Unfortunately, we now have at least three more moths to sit and wait on labs. In the meantime, this momma has been researching, emailing, calling, messaging and fighting daily to find a better means of care for my son. I feel San Antonio has failed him. As hard as it is to admit, I know in my heart my child has Duchenne. After all, I see it and live it daily. His physical therapist sees and confirms it. I watch him gradually grow weaker without any medical care. Our team refuses to give my child steroids until they have the confirmatory blood work, no matter how he presents. They are actually very much against them. I have tried to battle this and now I'm exhausted and am trying my best to go around them and get referred out next week. If I can ask anything right now, I ask that you PLEASE pray over us and our visit on April 17 with his primary care pediatrician. Pray that she sees and hears me and gives us the help we need. We want to have Camden seen at the Neuromuscular Specialty Clinic in Dallas more than anything!!!
In the meantime, we work with Camden daily. We stretch, massage, do nightly soaks in epsom salt and continue with therapy and his new night splints.

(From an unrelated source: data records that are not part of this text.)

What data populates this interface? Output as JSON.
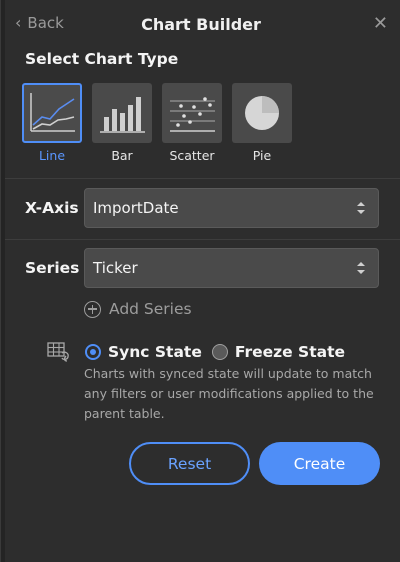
{
  "header": {
    "back_label": "Back",
    "title": "Chart Builder",
    "close_icon": "close-icon"
  },
  "chart_type": {
    "section_title": "Select Chart Type",
    "selected": "Line",
    "types": [
      {
        "label": "Line",
        "icon": "line-chart-icon"
      },
      {
        "label": "Bar",
        "icon": "bar-chart-icon"
      },
      {
        "label": "Scatter",
        "icon": "scatter-chart-icon"
      },
      {
        "label": "Pie",
        "icon": "pie-chart-icon"
      }
    ]
  },
  "x_axis": {
    "label": "X-Axis",
    "value": "ImportDate"
  },
  "series": {
    "label": "Series",
    "value": "Ticker",
    "add_label": "Add Series"
  },
  "state": {
    "icon": "table-link-icon",
    "options": [
      {
        "label": "Sync State",
        "selected": true
      },
      {
        "label": "Freeze State",
        "selected": false
      }
    ],
    "help_text": "Charts with synced state will update to match any filters or user modifications applied to the parent table."
  },
  "buttons": {
    "reset_label": "Reset",
    "create_label": "Create"
  },
  "colors": {
    "accent": "#4f8ef7",
    "panel_bg": "#2d2d2d",
    "field_bg": "#4a4a4a"
  }
}
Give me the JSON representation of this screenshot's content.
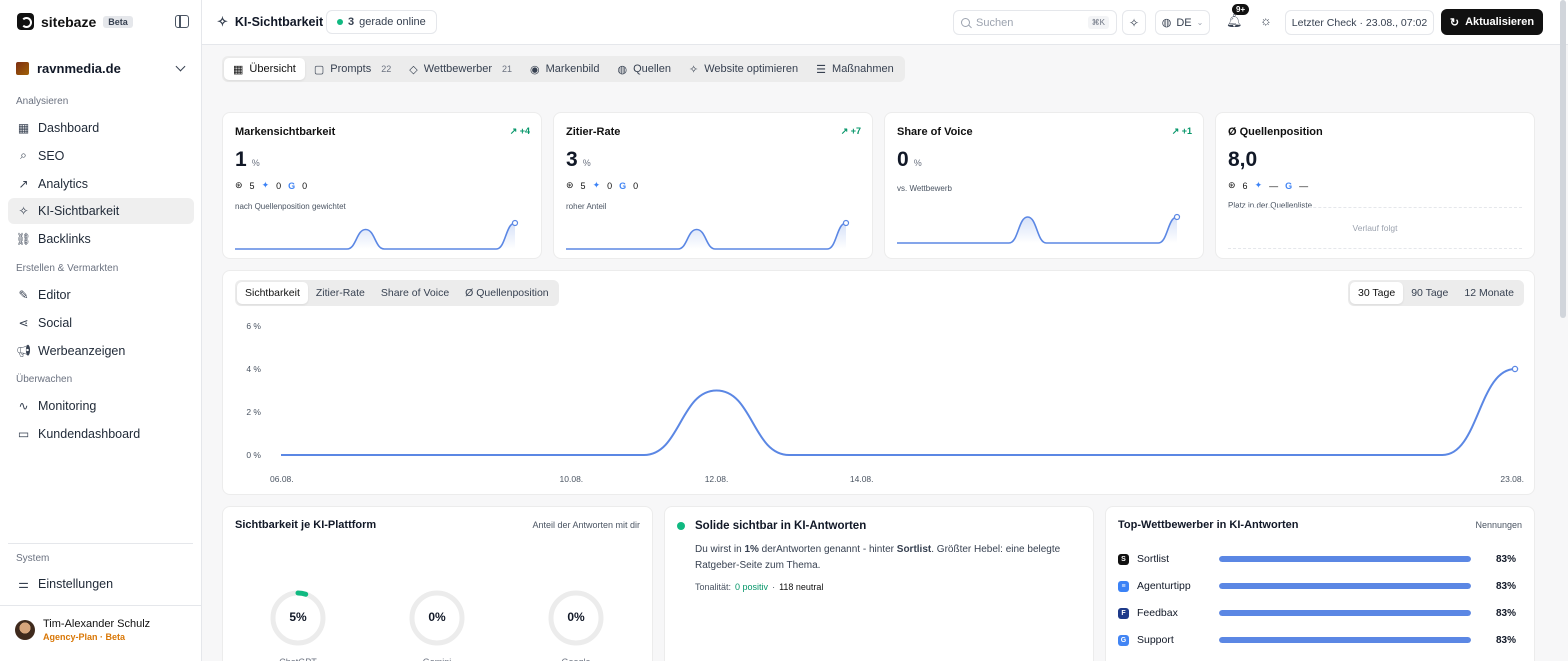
{
  "brand": {
    "name": "sitebaze",
    "badge": "Beta"
  },
  "workspace": {
    "name": "ravnmedia.de"
  },
  "sidebar": {
    "sections": [
      {
        "label": "Analysieren",
        "items": [
          {
            "label": "Dashboard",
            "icon": "grid-icon"
          },
          {
            "label": "SEO",
            "icon": "search-icon"
          },
          {
            "label": "Analytics",
            "icon": "trend-icon"
          },
          {
            "label": "KI-Sichtbarkeit",
            "icon": "sparkle-icon",
            "active": true
          },
          {
            "label": "Backlinks",
            "icon": "link-icon"
          }
        ]
      },
      {
        "label": "Erstellen & Vermarkten",
        "items": [
          {
            "label": "Editor",
            "icon": "edit-icon"
          },
          {
            "label": "Social",
            "icon": "share-icon"
          },
          {
            "label": "Werbeanzeigen",
            "icon": "megaphone-icon"
          }
        ]
      },
      {
        "label": "Überwachen",
        "items": [
          {
            "label": "Monitoring",
            "icon": "pulse-icon"
          },
          {
            "label": "Kundendashboard",
            "icon": "window-icon"
          }
        ]
      }
    ],
    "system_label": "System",
    "settings_label": "Einstellungen",
    "user": {
      "name": "Tim-Alexander Schulz",
      "plan": "Agency-Plan · Beta"
    }
  },
  "topbar": {
    "title": "KI-Sichtbarkeit",
    "online_count": "3",
    "online_text": "gerade online",
    "search_placeholder": "Suchen",
    "search_kbd": "⌘K",
    "lang": "DE",
    "notif_badge": "9+",
    "last_check": "Letzter Check · 23.08., 07:02",
    "refresh_label": "Aktualisieren"
  },
  "tabs": [
    {
      "label": "Übersicht",
      "active": true,
      "count": ""
    },
    {
      "label": "Prompts",
      "count": "22"
    },
    {
      "label": "Wettbewerber",
      "count": "21"
    },
    {
      "label": "Markenbild",
      "count": ""
    },
    {
      "label": "Quellen",
      "count": ""
    },
    {
      "label": "Website optimieren",
      "count": ""
    },
    {
      "label": "Maßnahmen",
      "count": ""
    }
  ],
  "kpis": [
    {
      "title": "Markensichtbarkeit",
      "delta": "↗ +4",
      "value": "1",
      "unit": "%",
      "chatgpt": "5",
      "gemini": "0",
      "google": "0",
      "sub": "nach Quellenposition gewichtet",
      "spark": [
        0,
        0,
        0,
        0,
        0,
        0,
        0,
        3,
        0,
        0,
        0,
        0,
        0,
        0,
        0,
        4
      ]
    },
    {
      "title": "Zitier-Rate",
      "delta": "↗ +7",
      "value": "3",
      "unit": "%",
      "chatgpt": "5",
      "gemini": "0",
      "google": "0",
      "sub": "roher Anteil",
      "spark": [
        0,
        0,
        0,
        0,
        0,
        0,
        0,
        3,
        0,
        0,
        0,
        0,
        0,
        0,
        0,
        4
      ]
    },
    {
      "title": "Share of Voice",
      "delta": "↗ +1",
      "value": "0",
      "unit": "%",
      "chatgpt": "",
      "gemini": "",
      "google": "",
      "sub": "vs. Wettbewerb",
      "spark": [
        0,
        0,
        0,
        0,
        0,
        0,
        0,
        4,
        0,
        0,
        0,
        0,
        0,
        0,
        0,
        4
      ]
    },
    {
      "title": "Ø Quellenposition",
      "delta": "",
      "value": "8,0",
      "unit": "",
      "chatgpt": "6",
      "gemini": "—",
      "google": "—",
      "sub": "Platz in der Quellenliste",
      "pending": "Verlauf folgt"
    }
  ],
  "chart_tabs": [
    "Sichtbarkeit",
    "Zitier-Rate",
    "Share of Voice",
    "Ø Quellenposition"
  ],
  "range_tabs": [
    "30 Tage",
    "90 Tage",
    "12 Monate"
  ],
  "chart_data": {
    "type": "line",
    "title": "",
    "x": [
      "06.08.",
      "07.08.",
      "08.08.",
      "09.08.",
      "10.08.",
      "11.08.",
      "12.08.",
      "13.08.",
      "14.08.",
      "15.08.",
      "16.08.",
      "17.08.",
      "18.08.",
      "19.08.",
      "20.08.",
      "21.08.",
      "22.08.",
      "23.08."
    ],
    "x_tick_labels": [
      "06.08.",
      "10.08.",
      "12.08.",
      "14.08.",
      "23.08."
    ],
    "y_tick_labels": [
      "6 %",
      "4 %",
      "2 %",
      "0 %"
    ],
    "series": [
      {
        "values": [
          0,
          0,
          0,
          0,
          0,
          0,
          3,
          0,
          0,
          0,
          0,
          0,
          0,
          0,
          0,
          0,
          0,
          4
        ]
      }
    ],
    "ylim": [
      0,
      6
    ],
    "color": "#5b87e4"
  },
  "platforms": {
    "title": "Sichtbarkeit je KI-Plattform",
    "subtitle": "Anteil der Antworten mit dir",
    "items": [
      {
        "name": "ChatGPT",
        "value": "5%",
        "fraction": 0.05
      },
      {
        "name": "Gemini",
        "value": "0%",
        "fraction": 0
      },
      {
        "name": "Google",
        "value": "0%",
        "fraction": 0
      }
    ]
  },
  "summary": {
    "title": "Solide sichtbar in KI-Antworten",
    "text_a": "Du wirst in ",
    "text_b": "1%",
    "text_c": " derAntworten genannt - hinter ",
    "text_d": "Sortlist",
    "text_e": ". Größter Hebel: eine belegte Ratgeber-Seite zum Thema.",
    "tone_label": "Tonalität:",
    "tone_positive": "0 positiv",
    "tone_sep": "·",
    "tone_neutral": "118 neutral"
  },
  "competitors": {
    "title": "Top-Wettbewerber in KI-Antworten",
    "subtitle": "Nennungen",
    "items": [
      {
        "name": "Sortlist",
        "value": "83%",
        "fraction": 0.83,
        "color": "#111111"
      },
      {
        "name": "Agenturtipp",
        "value": "83%",
        "fraction": 0.83,
        "color": "#3b82f6"
      },
      {
        "name": "Feedbax",
        "value": "83%",
        "fraction": 0.83,
        "color": "#1e3a8a"
      },
      {
        "name": "Support",
        "value": "83%",
        "fraction": 0.83,
        "color": "#4285f4"
      }
    ]
  }
}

Matt's flight school has been pushed back until January. I'm still undecided if I will go with him or not for that 18 months or so in Alabama, especially if we finally get into Dallas. I don't even know if we will have a on paper diagnosis by then. We need it so badly to start the right care, get him protected properly at school and get into the Army's EFMP. We need a house without stairs as well so badly. Watching my child struggle with a daily obstacle in his own home is not ok with me.
He is getting so thin due to loosing his muscles and it hurts my heart and soul to look at or touch his arms and shoulders at times. He has started experiencing more daily pains and has unfortunately realized his night splints just aren't as cool, comfortable and fun as he dreamed they would be. My heart aches for him knowing this is just the beginning...
So we still sit and wait, stuck in limbo. No clear future any longer. Just many fears and unknowns. We stand by and continue to play the waiting game.